Artària o Artarìa? Il dubbio è sempre stato dove mettere l’accento. Pronuncia sdrucciola o pronuncia piana? Ovviamente (o quasi) la scelta corretta è la seconda, ma l’alternativa per Luca Flavio Artaria, più che una banale opzione fonetica, è sempre stata una questione di stile. O, ancora meglio, di ruolo. Un po’ punta, un po’ esterno, un po’ tuttofare dell’attacco, l’attuale giocatore del Cavenago Fanfulla (prossimo avversario della Pro Patria domenica alle 14.30 alla “Dossenina” di Lodi) è un classico prodotto del demansionamento del calcio contemporaneo. Perché a saper fare tanto (se non proprio tutto), un posto alla fine lo si trova sempre. Magari dovendo aspettare il proprio turno in panca.

Illuminante, al proposito, il biennio biancoblu (2011/2013) quando sia Cusatis che Firicano lo utilizzano come operaio specializzato del cambio in corsa. Cinquanta presenze tonde in 2 stagioni, 13 da titolare, solo 3 per 90’ completi. Per contro, ben 37 da subentrato, di cui 22 oltre l’80’ minuto. Il perfetto backup alla bisogna. A cedergli il posto in campo, 14 diversi compagni di squadra. In prevalenza Cozzolino (8 volte), in una sola circostanza il capitano Serafini, all’89’ del recupero del “Brianteo” con il Monza del 9 febbraio 2013. Ma in quegli spiccioli di gara, Artaria riesce anche a firmare il 2-5, unica rete della sua esperienza tigrotta. Chi non ha tempo, abbia gambe, insomma.

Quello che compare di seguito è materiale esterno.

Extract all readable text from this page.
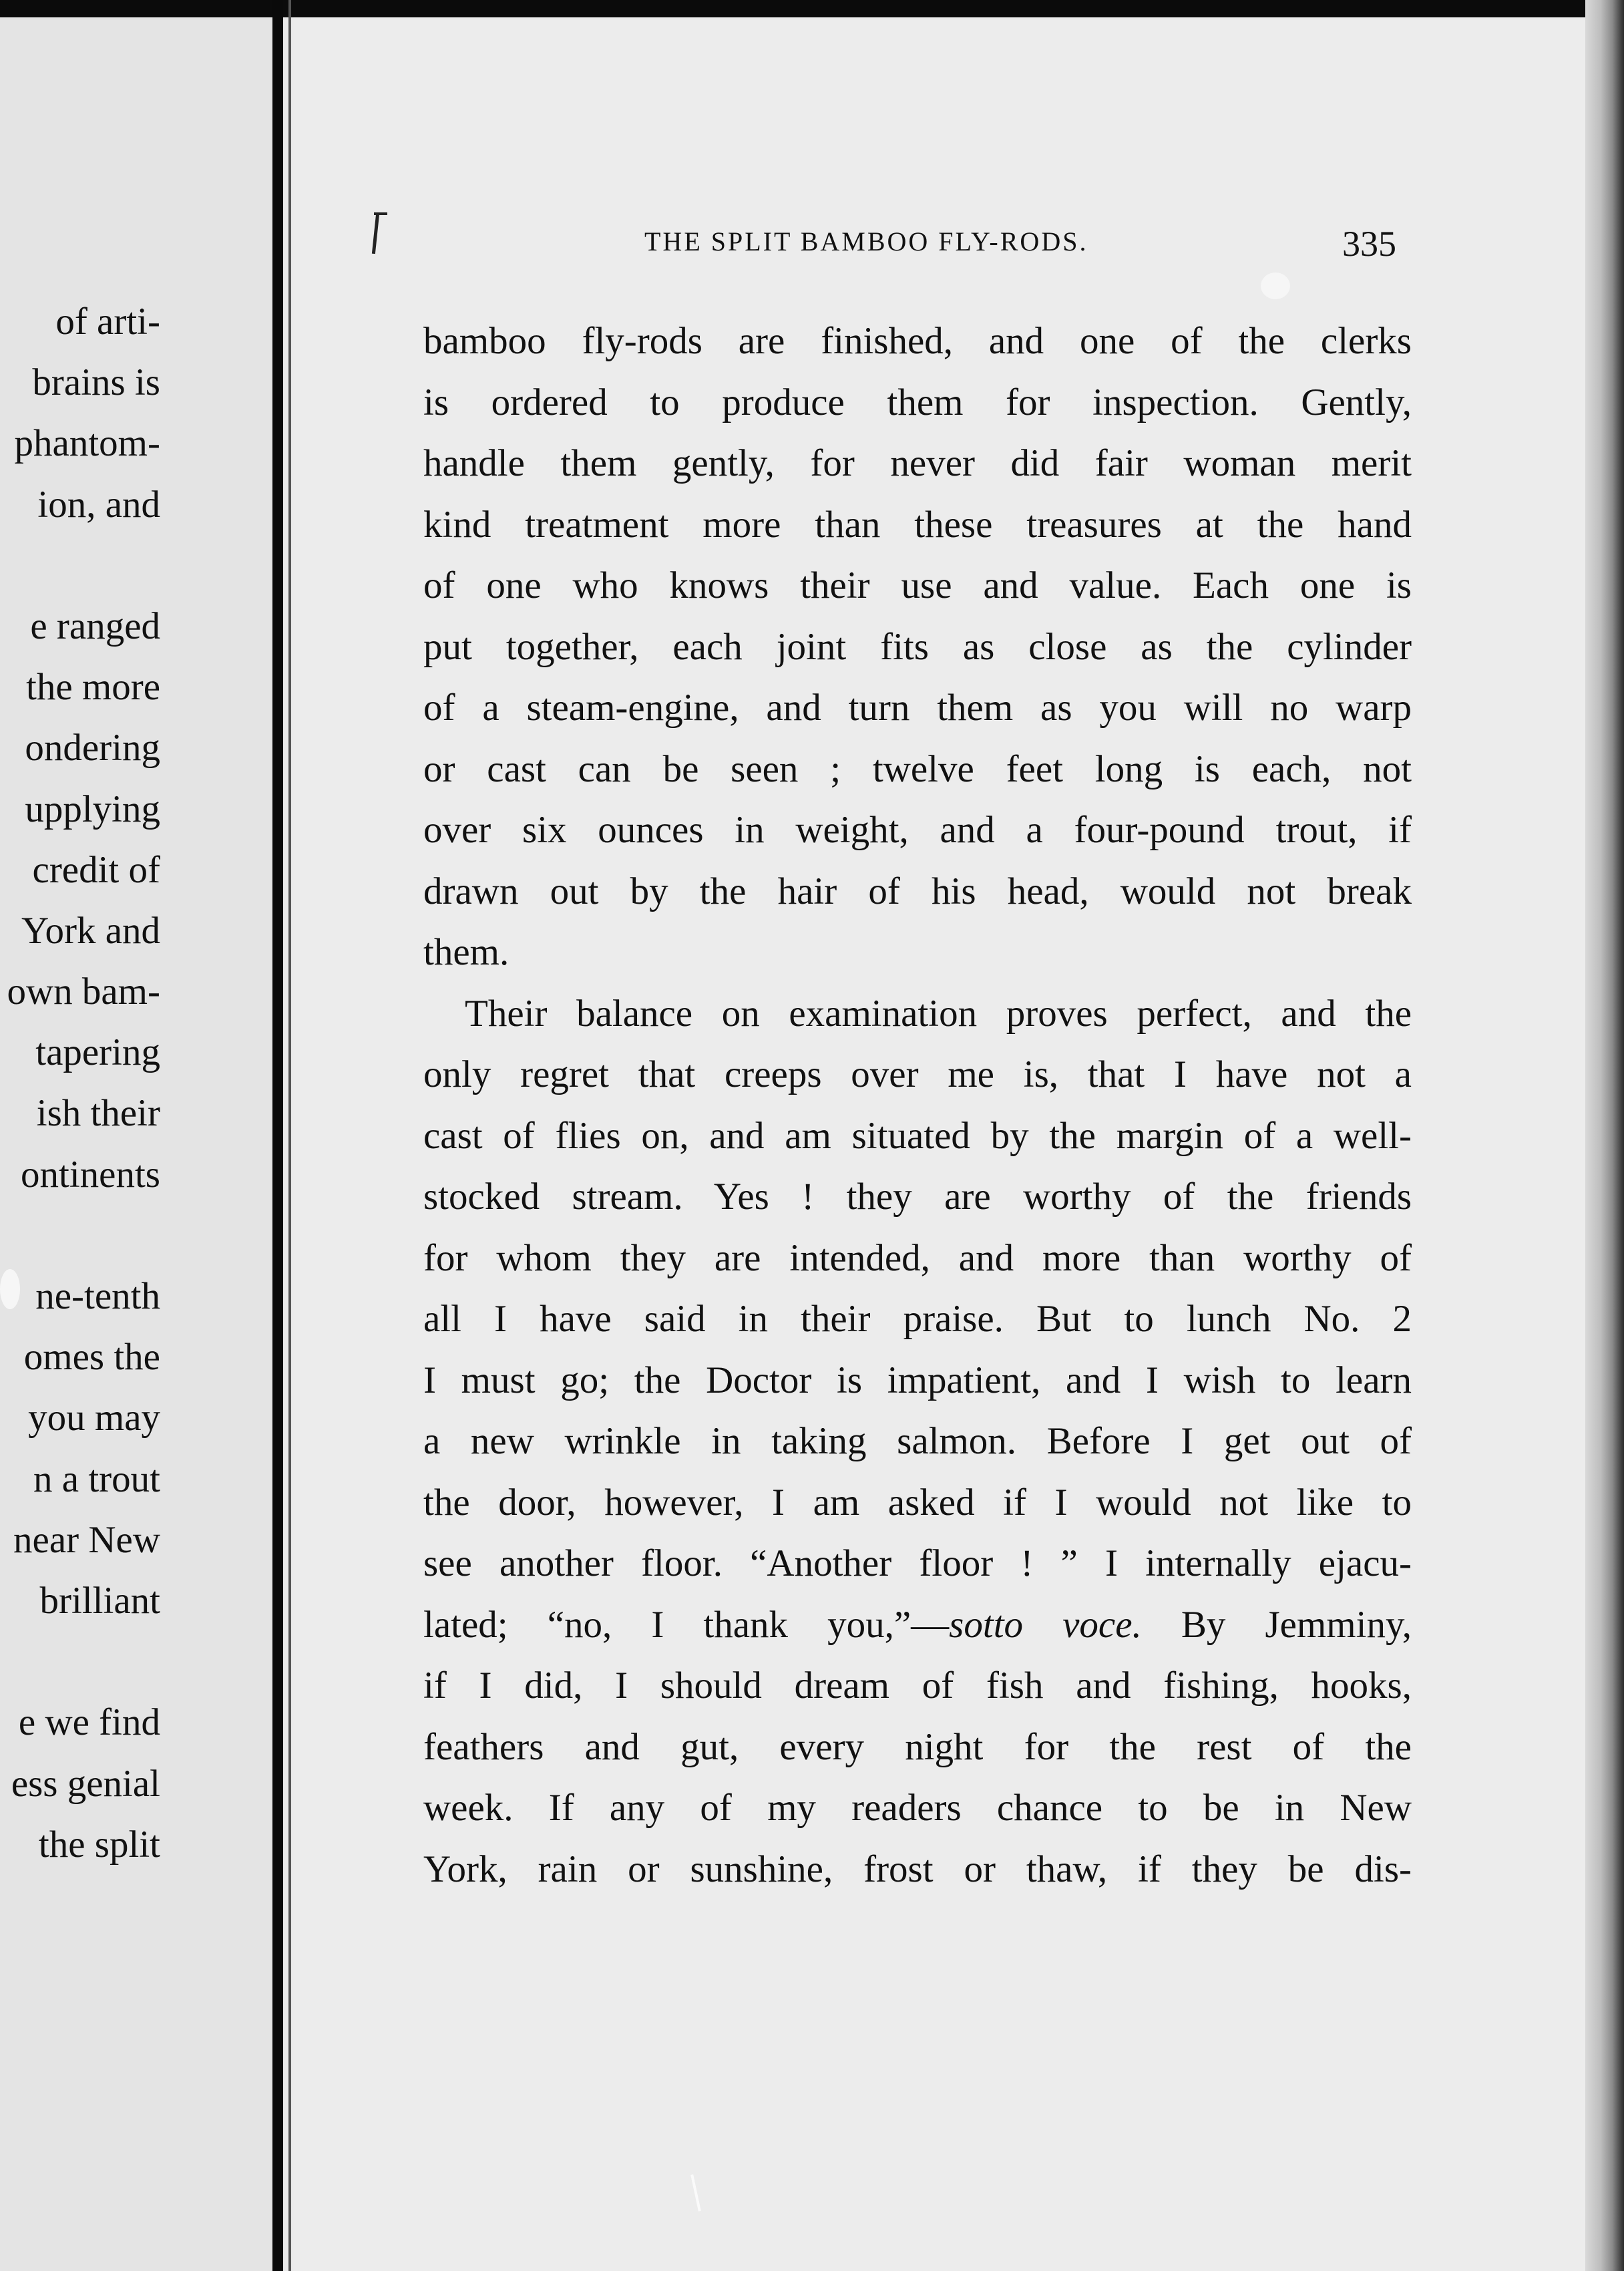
of arti-
brains is
phantom-
ion, and
e ranged
the more
ondering
upplying
credit of
York and
own bam-
tapering
ish their
ontinents
ne-tenth
omes the
you may
n a trout
near New
brilliant
e we find
ess genial
the split
THE SPLIT BAMBOO FLY-RODS.	335
bamboo fly-rods are finished, and one of the clerks
is ordered to produce them for inspection. Gently,
handle them gently, for never did fair woman merit
kind treatment more than these treasures at the hand
of one who knows their use and value. Each one is
put together, each joint fits as close as the cylinder
of a steam-engine, and turn them as you will no warp
or cast can be seen ; twelve feet long is each, not
over six ounces in weight, and a four-pound trout, if
drawn out by the hair of his head, would not break
them.
Their balance on examination proves perfect, and the
only regret that creeps over me is, that I have not a
cast of flies on, and am situated by the margin of a well-
stocked stream. Yes ! they are worthy of the friends
for whom they are intended, and more than worthy of
all I have said in their praise. But to lunch No. 2
I must go; the Doctor is impatient, and I wish to learn
a new wrinkle in taking salmon. Before I get out of
the door, however, I am asked if I would not like to
see another floor. “Another floor ! ” I internally ejacu-
lated; “no, I thank you,”—sotto voce. By Jemminy,
if I did, I should dream of fish and fishing, hooks,
feathers and gut, every night for the rest of the
week. If any of my readers chance to be in New
York, rain or sunshine, frost or thaw, if they be dis-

Un concentrato di energia che gli costa anche qualche inevitabile eccesso. Come quando (proprio contro il Monza al ritorno), si fa cacciare dopo 24’ fumandosi la festa promozione di 7 giorni dopo a Casale. Succede, a chi ha la vena a perenne rischio occlusione.

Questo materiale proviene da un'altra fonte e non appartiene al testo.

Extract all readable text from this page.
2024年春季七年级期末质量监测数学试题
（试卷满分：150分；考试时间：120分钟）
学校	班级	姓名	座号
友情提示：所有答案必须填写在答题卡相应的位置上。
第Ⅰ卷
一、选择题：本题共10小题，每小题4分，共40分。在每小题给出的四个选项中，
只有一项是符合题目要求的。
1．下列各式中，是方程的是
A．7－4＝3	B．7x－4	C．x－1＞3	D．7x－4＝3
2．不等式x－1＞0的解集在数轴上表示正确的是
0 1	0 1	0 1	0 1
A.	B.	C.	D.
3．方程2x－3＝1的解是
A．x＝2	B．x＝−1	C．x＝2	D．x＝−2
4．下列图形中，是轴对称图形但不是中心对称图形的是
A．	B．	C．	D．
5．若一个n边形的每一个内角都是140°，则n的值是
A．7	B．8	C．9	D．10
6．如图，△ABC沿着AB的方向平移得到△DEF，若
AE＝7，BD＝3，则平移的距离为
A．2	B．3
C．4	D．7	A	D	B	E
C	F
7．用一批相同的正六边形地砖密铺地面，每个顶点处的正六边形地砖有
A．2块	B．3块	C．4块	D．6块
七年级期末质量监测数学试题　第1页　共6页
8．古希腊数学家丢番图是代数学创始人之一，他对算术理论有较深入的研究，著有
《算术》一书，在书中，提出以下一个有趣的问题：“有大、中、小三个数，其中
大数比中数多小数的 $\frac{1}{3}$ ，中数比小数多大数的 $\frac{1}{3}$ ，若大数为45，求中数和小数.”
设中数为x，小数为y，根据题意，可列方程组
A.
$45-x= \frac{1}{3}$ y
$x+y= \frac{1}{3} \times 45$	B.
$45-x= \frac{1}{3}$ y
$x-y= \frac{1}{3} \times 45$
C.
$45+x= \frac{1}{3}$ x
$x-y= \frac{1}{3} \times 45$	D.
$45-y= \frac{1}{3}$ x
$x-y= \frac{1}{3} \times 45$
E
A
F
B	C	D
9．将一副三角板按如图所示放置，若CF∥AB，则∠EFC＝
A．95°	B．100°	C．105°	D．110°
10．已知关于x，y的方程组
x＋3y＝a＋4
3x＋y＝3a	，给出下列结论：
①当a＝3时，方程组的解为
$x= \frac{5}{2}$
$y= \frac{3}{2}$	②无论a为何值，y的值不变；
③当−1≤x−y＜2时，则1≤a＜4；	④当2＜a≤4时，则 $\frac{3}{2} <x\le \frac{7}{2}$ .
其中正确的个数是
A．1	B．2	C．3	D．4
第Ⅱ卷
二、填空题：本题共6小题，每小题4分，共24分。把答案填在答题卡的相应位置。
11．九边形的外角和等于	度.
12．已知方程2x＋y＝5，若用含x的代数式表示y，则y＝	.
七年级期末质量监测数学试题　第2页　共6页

Temperamento battagliero che gli sarà utile più in là, quando una diagnosi sbagliata e un intervento mal riuscito rischieranno di troncargli la carriera. Primi mesi del 2014, uno stiramento lo blocca per diverse settimane mentre gioca nel Vallée d’Aoste Saint Cristophe. Nonostante le cure, il recupero tarda ad arrivare. La verità? I muscoli c’entrano poco. O nulla. Il problema è infatti quanto di peggio possa capitare ad un atleta: crociato anteriore. Anzi, il peggio deve ancora venire con un secondo passaggio in sala operatoria per sistemare i danni provocati dal primo. Risultato: un anno abbondante trascorso tra ospedali, referti, primi e secondi pareri medici. E tanta palestra, per una lunga riabilitazione dall’esito incerto. Ma con una speranza. Le parole del suo ultimo allenatore ad Aosta, Alexandro Dossena: “Se firmo da qualche parte, ti porto con me”.

Impegno mantenuto. L’ex tecnico del Bogliasco si accorda con l’Oltrepò Voghera e arriva così l’opportunità per tornare nel giro. Una chance sfruttata appieno e celebrata al primo gol contro il Borgosesia con una maglia ad hoc: “Ho sofferto, ho lottato, ora sono tornato e mi riprendo quello che era mio…”.
Promessa o minaccia? Sia come sia, l’asse Artaria/Dossena diventa inscindibile e durante l’estate entrambi si trasferiscono nella neopromossa Cavenago Fanfulla. Per Arta è la grande occasione per compiere il salto di qualità. Dieci presenze (tutte da titolare), 4 reti e un ruolo definito nel mutevole assetto tattico bianconero. Di fatto, il completamento di un processo di maturazione tecnica ed agonistica.
Dove mettere l’accento, ormai non è più un problema.